By making careful observations of the growth of a layer of molecules as they gradually cover the surface of a small silicon rectangle, researchers from the National Institute of Standards and Technology (NIST) and North Carolina State University (NCSU) have gained basic insights into how self-propagating self-assembly wave fronts develop and have produced the first experimental verification of recently improved theoretical models of such systems. In addition, the researchers say, the results reported in this week's Proceedings of the National Academy of Science should be important to understanding self-propagating chemical reactions and ordering and self-assembly phenomena in situations involving confinement, such as thin films and the porous internal geometries of many materials, such as rocks and cement.

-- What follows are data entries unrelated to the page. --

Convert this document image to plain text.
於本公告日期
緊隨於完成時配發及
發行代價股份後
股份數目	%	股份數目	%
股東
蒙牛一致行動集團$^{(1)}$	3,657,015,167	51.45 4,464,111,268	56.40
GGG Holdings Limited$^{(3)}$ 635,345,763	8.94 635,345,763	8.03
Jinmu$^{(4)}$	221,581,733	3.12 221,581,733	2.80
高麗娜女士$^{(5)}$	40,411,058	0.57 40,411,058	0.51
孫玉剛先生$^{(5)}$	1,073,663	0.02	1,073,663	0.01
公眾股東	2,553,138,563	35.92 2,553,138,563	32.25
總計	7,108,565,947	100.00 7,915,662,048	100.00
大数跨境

Systems that are transformed by so-called 'self-propagating' or 'autocatalytic' wave fronts actually are very common. Diverse molecular processes, and even social processes and population dynamics, often can be described in terms of fundamental 'entities' that undergo changes randomly on an individual level, but at large scales exhibit some regular motion or pattern formation as they collectively move from some unstable situation to a relatively stable state. Mathematicians have developed a highly successful basic model for such processes, called mean field theory. The same basic equations describe, for example, the spread of advantageous genes in an animal population, the growth of brain tumors, wound healing, flame propagation, the spread of contagious epidemics, the spread of Neolithic farming techniques, and chemical reaction fronts and nerve propagation—all phenomena that grow outward on waves of change.

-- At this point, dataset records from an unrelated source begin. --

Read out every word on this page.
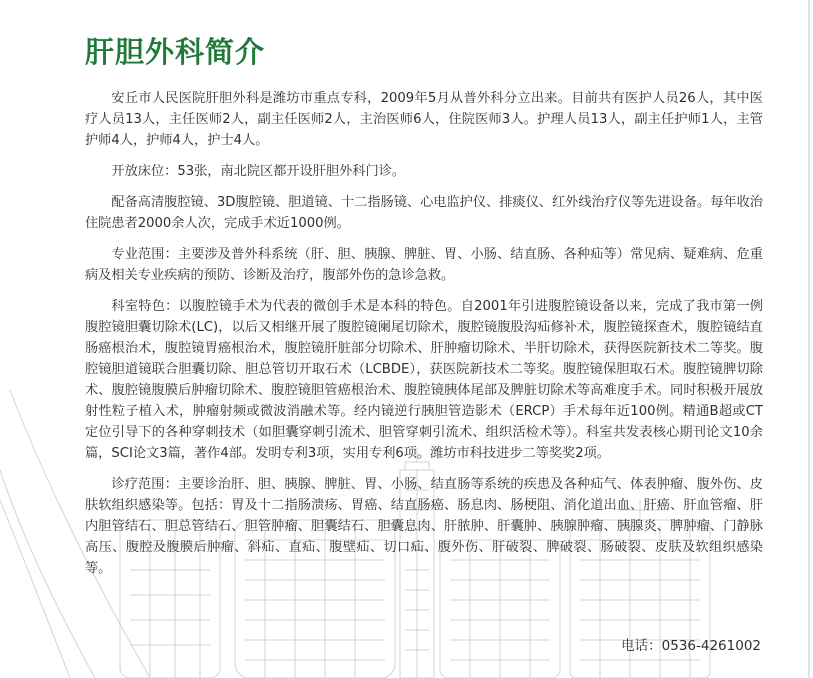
肝胆外科简介

安丘市人民医院肝胆外科是潍坊市重点专科，2009年5月从普外科分立出来。目前共有医护人员26人，其中医疗人员13人，主任医师2人，副主任医师2人，主治医师6人，住院医师3人。护理人员13人，副主任护师1人，主管护师4人，护师4人，护士4人。

开放床位：53张，南北院区都开设肝胆外科门诊。

配备高清腹腔镜、3D腹腔镜、胆道镜、十二指肠镜、心电监护仪、排痰仪、红外线治疗仪等先进设备。每年收治住院患者2000余人次，完成手术近1000例。

专业范围：主要涉及普外科系统（肝、胆、胰腺、脾脏、胃、小肠、结直肠、各种疝等）常见病、疑难病、危重病及相关专业疾病的预防、诊断及治疗，腹部外伤的急诊急救。

科室特色：以腹腔镜手术为代表的微创手术是本科的特色。自2001年引进腹腔镜设备以来，完成了我市第一例腹腔镜胆囊切除术(LC)，以后又相继开展了腹腔镜阑尾切除术，腹腔镜腹股沟疝修补术，腹腔镜探查术，腹腔镜结直肠癌根治术，腹腔镜胃癌根治术，腹腔镜肝脏部分切除术、肝肿瘤切除术、半肝切除术，获得医院新技术二等奖。腹腔镜胆道镜联合胆囊切除、胆总管切开取石术（LCBDE），获医院新技术二等奖。腹腔镜保胆取石术。腹腔镜脾切除术、腹腔镜腹膜后肿瘤切除术、腹腔镜胆管癌根治术、腹腔镜胰体尾部及脾脏切除术等高难度手术。同时积极开展放射性粒子植入术，肿瘤射频或微波消融术等。经内镜逆行胰胆管造影术（ERCP）手术每年近100例。精通B超或CT定位引导下的各种穿刺技术（如胆囊穿刺引流术、胆管穿刺引流术、组织活检术等）。科室共发表核心期刊论文10余篇，SCI论文3篇，著作4部。发明专利3项，实用专利6项。潍坊市科技进步二等奖奖2项。

诊疗范围：主要诊治肝、胆、胰腺、脾脏、胃、小肠、结直肠等系统的疾患及各种疝气、体表肿瘤、腹外伤、皮肤软组织感染等。包括：胃及十二指肠溃疡、胃癌、结直肠癌、肠息肉、肠梗阻、消化道出血、肝癌、肝血管瘤、肝内胆管结石、胆总管结石、胆管肿瘤、胆囊结石、胆囊息肉、肝脓肿、肝囊肿、胰腺肿瘤、胰腺炎、脾肿瘤、门静脉高压、腹腔及腹膜后肿瘤、斜疝、直疝、腹壁疝、切口疝、腹外伤、肝破裂、脾破裂、肠破裂、皮肤及软组织感染等。

电话：0536-4261002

In recent years, simulations and theoretical arguments have suggested that small fluctuations can significantly influence the advance of these wavefronts as they grow. In the simple case of growth of a layer of molecules by self-assembly, this would lead to a progressive roughening of the interface between the ordered and disordered regions. This phenomenon is completely missed in the classical mean field theory, raising important questions about the applicability of these and philosophically similar models to describe propagating fronts under general conditions.
To provide experimental verification of this phenomenon in a real system, the NIST/NCSU team examined the spontaneous assembly of organosilane molecules into a monolayer film on an oxidized silicon surface. If a supply of the carbon-silicon-based molecules is placed along one edge of a treated silicon wafer, under controlled conditions, the organosilane molecules spontaneously organize themselves into a well-ordered layer, creating a carpet-like layer on the silicon that advances from the edge of the wafer at a constant velocity. The technique involved was developed in the 1990s as a simple way to create substrates with a gradually changing surface-energy gradient, a useful experimental tool for surface scientists. The system lends itself to high-resolution measurement because the process is slow enough to allow highly precise, quantitative measurements of the layer as it advances using a high-resolution synchrotron X-ray technique. The team found wavelike ordering, as expected from classical theory, but with the interface of the growing front broadened in time, as predicted by the recent theoretical modeling, but in contrast with classical theory.
The work was funded in part by the National Science Foundation.